Nevertheless, even amidst the lightness of the narrative, Lakshmipriya packs quite the punch with its scathing commentary on the hypocrisy of the people in power. When it talks about how Manipur is disconnected from the mainland, the lines are laced with acerbic wit. When it talks about the consequences of insurgency and the kind of lives lived by people who are left behind, it doesn’t forget that the film is essentially a children’s film. Even these themes are seen through the eyes of the kids. The only interaction with the soldiers on the border happens with the kids and not the adults. And when the adults are involved in the narrative, Lakshmipriya removes the kid’s gloves to showcase how women are always treated like second-class citizens, irrespective of where they are, and how they have to live through life with the illusion of choice. And even with the final reveal, Lakshmipriya has a strong message to convey. It questions the idea of how the ‘others’ expect such stories to end. It questions the sensationalism that is accorded to stories from this part of the country. It questions mainstream cinema’s impact on our movie-watching temper. We have forgotten what it is to have a story told to us without having to play the futile game of, ‘I am smart… I know where you are going with this.’ It felt nice to be humbled, and this made it easier to follow Lakshmipriya as she guided us through the film she wanted to make, instead of us pulling the film along with us to adhere to our thoughts and beliefs. 
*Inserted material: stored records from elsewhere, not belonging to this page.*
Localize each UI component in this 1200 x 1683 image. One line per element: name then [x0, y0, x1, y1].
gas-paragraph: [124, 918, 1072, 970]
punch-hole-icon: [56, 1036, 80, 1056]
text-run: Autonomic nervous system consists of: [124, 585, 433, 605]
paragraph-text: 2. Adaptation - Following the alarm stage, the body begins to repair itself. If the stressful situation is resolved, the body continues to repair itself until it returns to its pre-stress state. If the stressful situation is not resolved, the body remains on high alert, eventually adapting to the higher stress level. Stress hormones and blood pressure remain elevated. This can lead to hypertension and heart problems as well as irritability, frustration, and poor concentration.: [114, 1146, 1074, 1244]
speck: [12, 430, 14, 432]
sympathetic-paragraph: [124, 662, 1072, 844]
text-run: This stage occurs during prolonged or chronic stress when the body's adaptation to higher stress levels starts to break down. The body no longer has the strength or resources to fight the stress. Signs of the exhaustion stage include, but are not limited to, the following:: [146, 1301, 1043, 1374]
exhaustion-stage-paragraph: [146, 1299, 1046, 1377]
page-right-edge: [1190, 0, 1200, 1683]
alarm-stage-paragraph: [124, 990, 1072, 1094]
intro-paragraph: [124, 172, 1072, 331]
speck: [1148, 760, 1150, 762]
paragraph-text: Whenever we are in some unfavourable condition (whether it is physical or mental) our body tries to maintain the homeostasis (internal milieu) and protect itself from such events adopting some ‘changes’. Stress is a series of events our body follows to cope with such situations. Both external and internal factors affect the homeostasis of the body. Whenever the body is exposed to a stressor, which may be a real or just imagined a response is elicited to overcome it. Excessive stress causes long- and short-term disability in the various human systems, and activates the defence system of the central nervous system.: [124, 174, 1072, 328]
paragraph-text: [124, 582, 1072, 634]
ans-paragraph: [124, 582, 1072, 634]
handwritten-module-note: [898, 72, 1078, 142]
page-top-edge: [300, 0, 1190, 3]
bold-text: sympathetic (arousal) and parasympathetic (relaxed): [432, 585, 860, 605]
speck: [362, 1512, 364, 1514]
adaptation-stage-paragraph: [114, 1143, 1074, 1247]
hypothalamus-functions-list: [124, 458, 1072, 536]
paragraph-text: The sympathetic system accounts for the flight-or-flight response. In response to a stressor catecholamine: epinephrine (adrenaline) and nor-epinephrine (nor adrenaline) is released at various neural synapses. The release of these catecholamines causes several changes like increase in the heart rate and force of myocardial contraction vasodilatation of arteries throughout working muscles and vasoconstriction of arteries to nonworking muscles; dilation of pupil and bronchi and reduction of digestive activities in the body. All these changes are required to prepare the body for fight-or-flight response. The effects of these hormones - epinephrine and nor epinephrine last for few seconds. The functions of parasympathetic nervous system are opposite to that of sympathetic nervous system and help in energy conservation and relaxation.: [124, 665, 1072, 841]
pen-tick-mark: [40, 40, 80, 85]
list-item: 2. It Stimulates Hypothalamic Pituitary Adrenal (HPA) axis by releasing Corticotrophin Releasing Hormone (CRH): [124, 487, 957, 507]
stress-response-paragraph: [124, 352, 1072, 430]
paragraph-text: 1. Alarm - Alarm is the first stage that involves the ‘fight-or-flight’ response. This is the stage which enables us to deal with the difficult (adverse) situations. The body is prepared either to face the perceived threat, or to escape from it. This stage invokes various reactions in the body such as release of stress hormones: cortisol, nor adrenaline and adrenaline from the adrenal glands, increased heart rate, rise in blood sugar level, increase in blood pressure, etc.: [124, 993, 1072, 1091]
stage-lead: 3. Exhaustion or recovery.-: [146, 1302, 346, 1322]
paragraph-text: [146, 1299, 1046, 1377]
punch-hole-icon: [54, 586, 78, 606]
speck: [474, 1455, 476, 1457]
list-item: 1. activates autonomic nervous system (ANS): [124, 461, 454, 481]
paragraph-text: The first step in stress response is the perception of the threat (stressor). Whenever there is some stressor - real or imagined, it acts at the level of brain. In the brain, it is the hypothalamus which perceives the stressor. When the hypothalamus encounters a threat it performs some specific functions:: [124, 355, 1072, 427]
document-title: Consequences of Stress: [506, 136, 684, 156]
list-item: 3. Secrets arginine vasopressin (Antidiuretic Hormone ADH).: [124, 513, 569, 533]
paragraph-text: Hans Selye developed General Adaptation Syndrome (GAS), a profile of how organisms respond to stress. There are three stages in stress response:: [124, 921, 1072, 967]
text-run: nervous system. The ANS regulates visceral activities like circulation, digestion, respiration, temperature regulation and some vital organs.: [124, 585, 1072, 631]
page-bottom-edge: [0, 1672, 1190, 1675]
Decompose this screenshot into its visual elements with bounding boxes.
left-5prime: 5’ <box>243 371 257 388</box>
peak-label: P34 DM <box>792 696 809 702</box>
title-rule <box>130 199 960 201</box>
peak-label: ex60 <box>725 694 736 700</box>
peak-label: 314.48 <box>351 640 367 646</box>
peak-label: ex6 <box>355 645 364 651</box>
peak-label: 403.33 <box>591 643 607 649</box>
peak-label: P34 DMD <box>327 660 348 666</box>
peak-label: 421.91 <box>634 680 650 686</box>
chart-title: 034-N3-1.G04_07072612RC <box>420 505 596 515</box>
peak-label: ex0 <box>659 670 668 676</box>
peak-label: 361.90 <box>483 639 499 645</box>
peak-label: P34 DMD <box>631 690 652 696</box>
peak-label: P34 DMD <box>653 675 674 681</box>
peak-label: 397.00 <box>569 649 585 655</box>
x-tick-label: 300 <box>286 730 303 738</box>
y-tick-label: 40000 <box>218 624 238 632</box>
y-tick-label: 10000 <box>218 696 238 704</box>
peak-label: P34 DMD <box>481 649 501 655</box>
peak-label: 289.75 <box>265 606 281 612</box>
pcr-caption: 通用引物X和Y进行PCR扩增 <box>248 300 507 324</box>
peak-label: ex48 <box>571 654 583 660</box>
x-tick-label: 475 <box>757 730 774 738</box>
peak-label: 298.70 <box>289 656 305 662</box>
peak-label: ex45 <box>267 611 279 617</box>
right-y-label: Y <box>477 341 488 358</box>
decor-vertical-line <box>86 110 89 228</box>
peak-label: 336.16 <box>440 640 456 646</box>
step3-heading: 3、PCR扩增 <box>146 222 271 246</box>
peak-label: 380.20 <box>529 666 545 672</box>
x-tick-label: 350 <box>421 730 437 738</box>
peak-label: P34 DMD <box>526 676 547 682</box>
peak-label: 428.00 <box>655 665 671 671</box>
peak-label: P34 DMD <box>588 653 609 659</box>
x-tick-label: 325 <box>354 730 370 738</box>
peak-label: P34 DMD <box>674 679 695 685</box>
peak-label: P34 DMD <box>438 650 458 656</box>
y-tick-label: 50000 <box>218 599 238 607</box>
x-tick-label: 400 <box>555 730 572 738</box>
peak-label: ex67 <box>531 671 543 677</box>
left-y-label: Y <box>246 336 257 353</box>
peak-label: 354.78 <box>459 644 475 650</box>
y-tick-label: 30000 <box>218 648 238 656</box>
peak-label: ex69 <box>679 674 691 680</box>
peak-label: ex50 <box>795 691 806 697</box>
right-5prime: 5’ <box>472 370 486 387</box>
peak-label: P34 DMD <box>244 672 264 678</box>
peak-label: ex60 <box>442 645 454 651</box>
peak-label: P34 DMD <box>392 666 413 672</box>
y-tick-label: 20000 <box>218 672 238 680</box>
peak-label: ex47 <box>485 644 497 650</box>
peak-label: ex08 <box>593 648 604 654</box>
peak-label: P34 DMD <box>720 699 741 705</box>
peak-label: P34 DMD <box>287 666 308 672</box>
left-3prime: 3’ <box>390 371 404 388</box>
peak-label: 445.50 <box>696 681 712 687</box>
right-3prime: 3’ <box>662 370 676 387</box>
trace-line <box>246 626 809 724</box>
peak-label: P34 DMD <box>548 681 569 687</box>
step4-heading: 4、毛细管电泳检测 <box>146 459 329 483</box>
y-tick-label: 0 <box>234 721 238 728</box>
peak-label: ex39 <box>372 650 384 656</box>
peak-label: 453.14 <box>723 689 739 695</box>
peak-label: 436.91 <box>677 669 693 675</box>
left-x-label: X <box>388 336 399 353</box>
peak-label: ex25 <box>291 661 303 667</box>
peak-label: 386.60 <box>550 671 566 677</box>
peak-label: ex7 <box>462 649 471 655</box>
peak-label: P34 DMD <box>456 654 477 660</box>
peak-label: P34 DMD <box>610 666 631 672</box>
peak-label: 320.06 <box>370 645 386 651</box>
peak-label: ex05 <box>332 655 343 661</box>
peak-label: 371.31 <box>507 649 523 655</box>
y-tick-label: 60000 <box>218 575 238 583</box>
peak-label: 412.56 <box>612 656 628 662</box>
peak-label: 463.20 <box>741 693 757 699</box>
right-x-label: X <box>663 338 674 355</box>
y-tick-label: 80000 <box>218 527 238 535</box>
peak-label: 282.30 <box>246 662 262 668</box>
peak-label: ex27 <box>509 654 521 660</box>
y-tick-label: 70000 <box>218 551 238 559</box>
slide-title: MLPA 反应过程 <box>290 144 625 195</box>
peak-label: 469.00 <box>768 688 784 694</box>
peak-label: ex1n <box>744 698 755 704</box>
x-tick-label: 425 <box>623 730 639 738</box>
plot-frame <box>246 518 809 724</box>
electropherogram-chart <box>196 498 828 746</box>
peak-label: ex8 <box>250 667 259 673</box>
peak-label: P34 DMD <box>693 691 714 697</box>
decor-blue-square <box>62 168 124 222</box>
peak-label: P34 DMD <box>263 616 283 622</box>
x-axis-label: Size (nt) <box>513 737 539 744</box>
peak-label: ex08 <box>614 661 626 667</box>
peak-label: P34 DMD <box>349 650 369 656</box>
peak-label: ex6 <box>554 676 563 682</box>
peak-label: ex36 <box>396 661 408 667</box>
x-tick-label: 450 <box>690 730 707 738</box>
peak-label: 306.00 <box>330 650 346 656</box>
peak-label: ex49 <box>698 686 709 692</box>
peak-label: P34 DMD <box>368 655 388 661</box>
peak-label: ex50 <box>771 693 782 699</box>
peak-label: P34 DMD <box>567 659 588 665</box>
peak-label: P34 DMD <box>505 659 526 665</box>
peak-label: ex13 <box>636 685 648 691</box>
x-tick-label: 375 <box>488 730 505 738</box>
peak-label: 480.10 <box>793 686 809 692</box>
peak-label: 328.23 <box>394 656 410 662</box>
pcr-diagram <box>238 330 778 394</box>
Through the story of a son’s quest to find his missing father, Boong serves up a tale of a land that feels abandoned by the patriarch. It also talks about how the problem of ‘outsiders’ is universal, and how, in a country like India, you can never really be only one thing. All it takes for a ‘native’ to feel like an ‘outsider’ is a couple of hundred kilometres of travel. The languages, the cuisine, the landscape, the weather, the cultural ethos, the rules, and the regulations might be completely different, but we all share an emotional core. If a film set in Iran or Palestine or Poland or the USA or Kyrgyzstan can move someone sitting in the confines of their home in Chennai, can’t a film set within the same country do the trick… much more effectively? Boong might be the story of a boy turning into a man, very much against his will. But it is also the story of a film, which might be rough around the edges, but manages to resonate with the world by simply existing and showcasing the mundane. Sometimes, the world becomes smaller and hence, closer, when we know we share the same problems, the same issues, and are as clueless as ever.